Aloísio Classmann discute situação de moradias sob alta tensão

PTB Notícias 19/07/2007, 12:14


Um Grupo de Trabalho (GT) coordenado pela Prefeitura de Sapucaia do Sul (RS) e pela Câmara de Vereadores, em parceria com o Ministério Público, a empresa AES Sul e lideranças de bairros, irá analisar a situação das famílias que moram nas áreas próximas as redes de alta tensão naquela cidade.

Este foi o resultado da quinta audiência pública realizada pela Comissão de Assuntos Municipais da Assembléia Legislativa do Rio Grande do Sul, presidida pelo deputado petebista Aloísio Classman, para debater o tema.

O encontro ocorreu no Cefet de Sapucaia do Sul, e encerra a série de encontros na região metropolitana de Porto Alegre.

O Grupo de Trabalho, que é presidido pelo deputado Aloísio Classmann, já esteve em Novo Hamburgo, São Leopoldo, Esteio e Canoas – localidades no Estado com maior número de casos de moradias em situação de risco por conta das linhas de transmissão.

Segundo a AES Sul, em maio deste ano, 2.

499 famílias em 37 municípios viviam sob as faixas de domínio das redes de alta tensão da concessionária no Rio Grande do Sul.

Em Sapucaia do Sul, 98 famílias estariam vivendo em áreas semelhantes.

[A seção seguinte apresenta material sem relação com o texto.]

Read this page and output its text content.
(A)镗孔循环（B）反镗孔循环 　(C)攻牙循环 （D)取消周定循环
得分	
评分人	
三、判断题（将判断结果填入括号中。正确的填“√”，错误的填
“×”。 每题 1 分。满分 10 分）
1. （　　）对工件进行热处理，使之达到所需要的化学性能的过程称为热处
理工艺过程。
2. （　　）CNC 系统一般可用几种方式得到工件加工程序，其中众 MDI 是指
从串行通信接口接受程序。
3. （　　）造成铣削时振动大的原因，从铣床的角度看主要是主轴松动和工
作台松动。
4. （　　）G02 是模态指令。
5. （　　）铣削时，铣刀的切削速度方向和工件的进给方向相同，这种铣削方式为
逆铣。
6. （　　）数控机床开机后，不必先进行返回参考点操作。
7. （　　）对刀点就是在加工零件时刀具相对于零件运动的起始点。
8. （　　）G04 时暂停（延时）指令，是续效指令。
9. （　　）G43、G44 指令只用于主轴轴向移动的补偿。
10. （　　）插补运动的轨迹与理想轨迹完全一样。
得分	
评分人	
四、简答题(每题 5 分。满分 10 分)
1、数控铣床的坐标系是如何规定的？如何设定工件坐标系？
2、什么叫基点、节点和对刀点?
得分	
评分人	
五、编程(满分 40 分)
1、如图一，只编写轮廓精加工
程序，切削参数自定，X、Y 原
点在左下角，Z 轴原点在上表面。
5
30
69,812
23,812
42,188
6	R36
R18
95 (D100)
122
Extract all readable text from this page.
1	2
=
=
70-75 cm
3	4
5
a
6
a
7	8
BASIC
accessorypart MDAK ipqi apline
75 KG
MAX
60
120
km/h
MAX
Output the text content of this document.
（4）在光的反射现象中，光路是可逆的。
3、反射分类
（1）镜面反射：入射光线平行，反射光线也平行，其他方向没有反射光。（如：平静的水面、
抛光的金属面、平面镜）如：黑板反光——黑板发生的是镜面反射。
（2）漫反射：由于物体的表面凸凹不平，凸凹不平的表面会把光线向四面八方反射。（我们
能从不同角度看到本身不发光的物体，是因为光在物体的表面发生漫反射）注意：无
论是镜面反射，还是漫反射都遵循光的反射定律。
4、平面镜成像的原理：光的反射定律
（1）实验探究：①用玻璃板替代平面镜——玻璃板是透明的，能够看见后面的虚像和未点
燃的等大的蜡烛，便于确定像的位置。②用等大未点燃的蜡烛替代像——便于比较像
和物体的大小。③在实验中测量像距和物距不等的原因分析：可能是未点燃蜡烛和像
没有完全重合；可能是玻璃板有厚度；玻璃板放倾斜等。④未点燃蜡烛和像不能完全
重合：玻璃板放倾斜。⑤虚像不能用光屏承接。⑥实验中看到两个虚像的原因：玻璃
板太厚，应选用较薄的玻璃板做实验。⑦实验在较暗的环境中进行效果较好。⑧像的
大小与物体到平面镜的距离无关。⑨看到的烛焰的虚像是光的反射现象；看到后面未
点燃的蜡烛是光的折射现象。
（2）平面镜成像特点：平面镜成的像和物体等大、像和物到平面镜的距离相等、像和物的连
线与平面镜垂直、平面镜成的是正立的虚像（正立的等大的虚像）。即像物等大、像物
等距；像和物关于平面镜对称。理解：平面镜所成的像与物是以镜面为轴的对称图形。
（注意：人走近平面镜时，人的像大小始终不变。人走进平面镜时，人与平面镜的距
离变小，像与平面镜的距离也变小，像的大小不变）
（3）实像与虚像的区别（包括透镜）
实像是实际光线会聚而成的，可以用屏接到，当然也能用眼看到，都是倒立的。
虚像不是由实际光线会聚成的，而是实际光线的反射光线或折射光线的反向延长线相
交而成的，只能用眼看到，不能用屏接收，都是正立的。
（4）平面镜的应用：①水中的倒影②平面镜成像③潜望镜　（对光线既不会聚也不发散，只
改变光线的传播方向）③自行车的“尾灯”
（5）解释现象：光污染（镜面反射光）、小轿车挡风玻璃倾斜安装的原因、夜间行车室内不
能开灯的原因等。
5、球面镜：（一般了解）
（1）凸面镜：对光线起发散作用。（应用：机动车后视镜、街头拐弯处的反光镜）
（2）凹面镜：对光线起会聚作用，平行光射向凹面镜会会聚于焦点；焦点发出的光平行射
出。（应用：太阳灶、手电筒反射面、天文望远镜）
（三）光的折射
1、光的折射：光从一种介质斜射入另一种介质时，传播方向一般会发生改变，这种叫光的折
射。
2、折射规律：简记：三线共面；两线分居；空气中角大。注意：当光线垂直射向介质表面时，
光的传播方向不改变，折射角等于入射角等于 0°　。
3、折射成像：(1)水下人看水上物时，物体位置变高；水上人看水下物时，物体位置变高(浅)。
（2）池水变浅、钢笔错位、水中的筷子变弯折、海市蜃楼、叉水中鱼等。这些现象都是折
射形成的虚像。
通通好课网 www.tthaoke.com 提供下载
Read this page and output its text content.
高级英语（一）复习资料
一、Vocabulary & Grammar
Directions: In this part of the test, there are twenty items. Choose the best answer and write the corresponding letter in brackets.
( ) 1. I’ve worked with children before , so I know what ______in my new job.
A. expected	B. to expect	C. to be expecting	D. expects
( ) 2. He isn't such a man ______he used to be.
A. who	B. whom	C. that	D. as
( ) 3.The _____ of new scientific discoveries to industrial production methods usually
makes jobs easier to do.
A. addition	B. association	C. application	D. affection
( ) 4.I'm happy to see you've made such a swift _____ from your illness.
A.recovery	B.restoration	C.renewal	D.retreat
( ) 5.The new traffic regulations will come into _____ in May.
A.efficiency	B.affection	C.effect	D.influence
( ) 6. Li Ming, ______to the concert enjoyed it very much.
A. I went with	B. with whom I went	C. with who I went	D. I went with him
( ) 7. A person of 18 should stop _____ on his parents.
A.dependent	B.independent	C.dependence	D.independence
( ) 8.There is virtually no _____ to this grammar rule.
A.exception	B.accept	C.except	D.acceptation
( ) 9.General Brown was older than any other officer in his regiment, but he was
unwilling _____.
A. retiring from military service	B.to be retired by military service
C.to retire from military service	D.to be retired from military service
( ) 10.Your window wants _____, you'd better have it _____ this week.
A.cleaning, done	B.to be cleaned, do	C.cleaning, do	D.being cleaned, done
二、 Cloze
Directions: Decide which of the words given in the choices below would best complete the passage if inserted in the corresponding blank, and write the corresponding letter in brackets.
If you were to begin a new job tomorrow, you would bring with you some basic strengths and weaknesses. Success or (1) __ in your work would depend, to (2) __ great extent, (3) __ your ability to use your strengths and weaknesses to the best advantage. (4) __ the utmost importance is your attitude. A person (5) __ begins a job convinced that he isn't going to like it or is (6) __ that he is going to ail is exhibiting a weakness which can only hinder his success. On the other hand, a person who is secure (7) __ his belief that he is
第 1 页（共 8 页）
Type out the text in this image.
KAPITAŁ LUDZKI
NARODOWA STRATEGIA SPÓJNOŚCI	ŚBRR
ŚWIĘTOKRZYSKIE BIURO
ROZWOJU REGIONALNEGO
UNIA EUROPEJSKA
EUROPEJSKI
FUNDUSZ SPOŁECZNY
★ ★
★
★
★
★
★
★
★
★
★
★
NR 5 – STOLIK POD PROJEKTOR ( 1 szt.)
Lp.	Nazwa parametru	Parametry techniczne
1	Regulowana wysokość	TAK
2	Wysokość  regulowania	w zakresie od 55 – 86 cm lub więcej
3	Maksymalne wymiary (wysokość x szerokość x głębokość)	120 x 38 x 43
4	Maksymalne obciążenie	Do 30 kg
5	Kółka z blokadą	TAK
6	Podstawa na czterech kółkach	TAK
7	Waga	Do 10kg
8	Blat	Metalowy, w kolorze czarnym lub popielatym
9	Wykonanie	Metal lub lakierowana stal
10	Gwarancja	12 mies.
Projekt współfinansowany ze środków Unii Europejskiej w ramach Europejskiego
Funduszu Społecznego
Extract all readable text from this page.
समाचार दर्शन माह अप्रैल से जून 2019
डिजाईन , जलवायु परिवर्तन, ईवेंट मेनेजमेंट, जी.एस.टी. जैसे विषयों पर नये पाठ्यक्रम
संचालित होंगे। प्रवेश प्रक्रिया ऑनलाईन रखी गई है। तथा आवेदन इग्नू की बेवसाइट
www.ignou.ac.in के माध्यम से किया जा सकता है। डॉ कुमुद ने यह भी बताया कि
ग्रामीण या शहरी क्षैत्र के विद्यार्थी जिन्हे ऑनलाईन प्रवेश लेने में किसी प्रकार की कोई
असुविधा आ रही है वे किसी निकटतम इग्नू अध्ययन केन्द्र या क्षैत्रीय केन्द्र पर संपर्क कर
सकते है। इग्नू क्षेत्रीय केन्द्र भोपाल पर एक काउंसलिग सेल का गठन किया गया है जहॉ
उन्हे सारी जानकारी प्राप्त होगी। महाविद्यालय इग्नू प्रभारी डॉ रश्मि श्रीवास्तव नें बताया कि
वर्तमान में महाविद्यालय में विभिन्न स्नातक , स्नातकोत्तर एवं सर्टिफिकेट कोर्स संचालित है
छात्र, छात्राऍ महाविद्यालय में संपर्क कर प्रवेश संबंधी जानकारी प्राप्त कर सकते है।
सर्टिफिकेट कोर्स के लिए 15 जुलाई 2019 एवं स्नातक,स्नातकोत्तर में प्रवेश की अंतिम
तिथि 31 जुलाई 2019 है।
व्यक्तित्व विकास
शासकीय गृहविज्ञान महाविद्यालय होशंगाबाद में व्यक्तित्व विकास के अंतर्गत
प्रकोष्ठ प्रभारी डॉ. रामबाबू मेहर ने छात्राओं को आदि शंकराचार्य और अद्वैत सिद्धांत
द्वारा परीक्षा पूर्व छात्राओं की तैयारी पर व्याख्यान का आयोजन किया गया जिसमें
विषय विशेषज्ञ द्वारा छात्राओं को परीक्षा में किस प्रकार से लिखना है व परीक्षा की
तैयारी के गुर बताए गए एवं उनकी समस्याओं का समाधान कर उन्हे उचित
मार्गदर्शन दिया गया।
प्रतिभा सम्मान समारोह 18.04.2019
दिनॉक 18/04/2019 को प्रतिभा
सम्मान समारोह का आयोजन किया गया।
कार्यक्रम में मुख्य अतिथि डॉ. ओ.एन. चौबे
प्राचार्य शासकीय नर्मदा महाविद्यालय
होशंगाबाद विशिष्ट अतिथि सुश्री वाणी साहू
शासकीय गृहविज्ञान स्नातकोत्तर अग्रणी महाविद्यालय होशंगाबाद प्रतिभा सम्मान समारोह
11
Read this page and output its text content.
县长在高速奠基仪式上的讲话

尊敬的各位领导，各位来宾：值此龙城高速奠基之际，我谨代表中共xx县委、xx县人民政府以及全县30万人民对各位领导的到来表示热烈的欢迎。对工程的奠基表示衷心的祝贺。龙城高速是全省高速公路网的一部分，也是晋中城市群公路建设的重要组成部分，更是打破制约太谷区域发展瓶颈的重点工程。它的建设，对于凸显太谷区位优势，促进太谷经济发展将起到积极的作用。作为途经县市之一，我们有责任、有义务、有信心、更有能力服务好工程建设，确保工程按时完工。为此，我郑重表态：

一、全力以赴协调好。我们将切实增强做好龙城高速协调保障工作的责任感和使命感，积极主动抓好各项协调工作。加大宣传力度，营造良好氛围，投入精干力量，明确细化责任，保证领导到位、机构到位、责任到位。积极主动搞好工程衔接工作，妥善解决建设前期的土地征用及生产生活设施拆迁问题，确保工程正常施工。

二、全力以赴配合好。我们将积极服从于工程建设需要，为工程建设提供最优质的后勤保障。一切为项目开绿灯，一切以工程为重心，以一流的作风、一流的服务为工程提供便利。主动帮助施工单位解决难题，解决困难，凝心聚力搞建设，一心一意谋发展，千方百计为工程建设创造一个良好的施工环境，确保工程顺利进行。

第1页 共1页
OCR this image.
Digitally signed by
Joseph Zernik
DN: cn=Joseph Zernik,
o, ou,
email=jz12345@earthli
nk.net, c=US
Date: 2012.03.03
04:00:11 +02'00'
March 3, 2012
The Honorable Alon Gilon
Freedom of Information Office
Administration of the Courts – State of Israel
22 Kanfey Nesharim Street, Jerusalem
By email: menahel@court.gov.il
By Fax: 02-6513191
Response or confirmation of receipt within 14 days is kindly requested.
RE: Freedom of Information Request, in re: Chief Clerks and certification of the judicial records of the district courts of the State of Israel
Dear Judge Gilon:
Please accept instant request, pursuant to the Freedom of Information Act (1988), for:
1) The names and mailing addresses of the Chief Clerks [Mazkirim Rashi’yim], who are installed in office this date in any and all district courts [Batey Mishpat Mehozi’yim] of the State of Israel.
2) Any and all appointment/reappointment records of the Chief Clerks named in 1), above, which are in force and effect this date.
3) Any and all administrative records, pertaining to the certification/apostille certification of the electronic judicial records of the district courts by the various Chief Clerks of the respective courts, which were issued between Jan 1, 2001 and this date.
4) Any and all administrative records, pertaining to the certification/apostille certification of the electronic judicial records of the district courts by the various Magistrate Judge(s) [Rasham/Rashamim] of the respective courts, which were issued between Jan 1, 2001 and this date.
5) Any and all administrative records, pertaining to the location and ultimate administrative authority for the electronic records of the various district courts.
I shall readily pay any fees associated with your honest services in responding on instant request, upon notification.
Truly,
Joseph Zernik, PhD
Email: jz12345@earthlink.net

Até agora, em todas as cidades onde a Comissão realizou audiências públicas, ficou definido que o tema seria tratado por um GT local.

A ele caberá a tarefa de refazer o levantamento de quantas famílias estão sob as redes de energia, além de discutir uma solução específica para cada bairro e acompanhar juridicamente as ações.

“Existem casos diferentes.

Tem cidades onde os moradores ocuparam as áreas sob as redes de alta tensão.

Tem outros lugares onde a rede veio depois”, avalia o deputado Ronaldo Zülke (PT), proponente da audiência pública.

E ele acrescenta: ” é uma situação bastante diversa.

Por isso o levantamento precisa ser pormenorizado.

Bairro por bairro, cidade por cidade”, afirma.

Após os trabalhos nos municípios, poderá ser realizada uma audiência pública estadual para reunir os resultados.

Participaram dos debates em Sapucaia do Sul os deputados Raul Carrion (PCdoB) e Ronaldo Zülke (PT); o promotor de Justiça, Rodrigo Brandalise; o secretário municipal de Planejamento, Carlito Beuren, o vereador Vilmar Ballin e o engenheiro da Secretaria Estadual de Habitação, Saneamento e Desenvolvimento Urbano, Miguel Ângelo Faria Silva.

Entenda o caso – Em 2003, a Agergs pediu à AES Sul que retomasse as áreas próximas aos eixos das torres de energia elétrica.

Dois anos depois, a empresa encaminhou ofícios ao Ministério Público de cada município afetado, e ajuizou ações para a retirada das famílias, que deveriam se manifestar em 15 dias.

Em 2006, o grupo de trabalho coordenado pelo deputado Ronaldo Zülke (PT) obteve a suspensão temporária das ações de despejo, além do compromisso da concessionária em atualizar o cadastro das famílias nessa situação.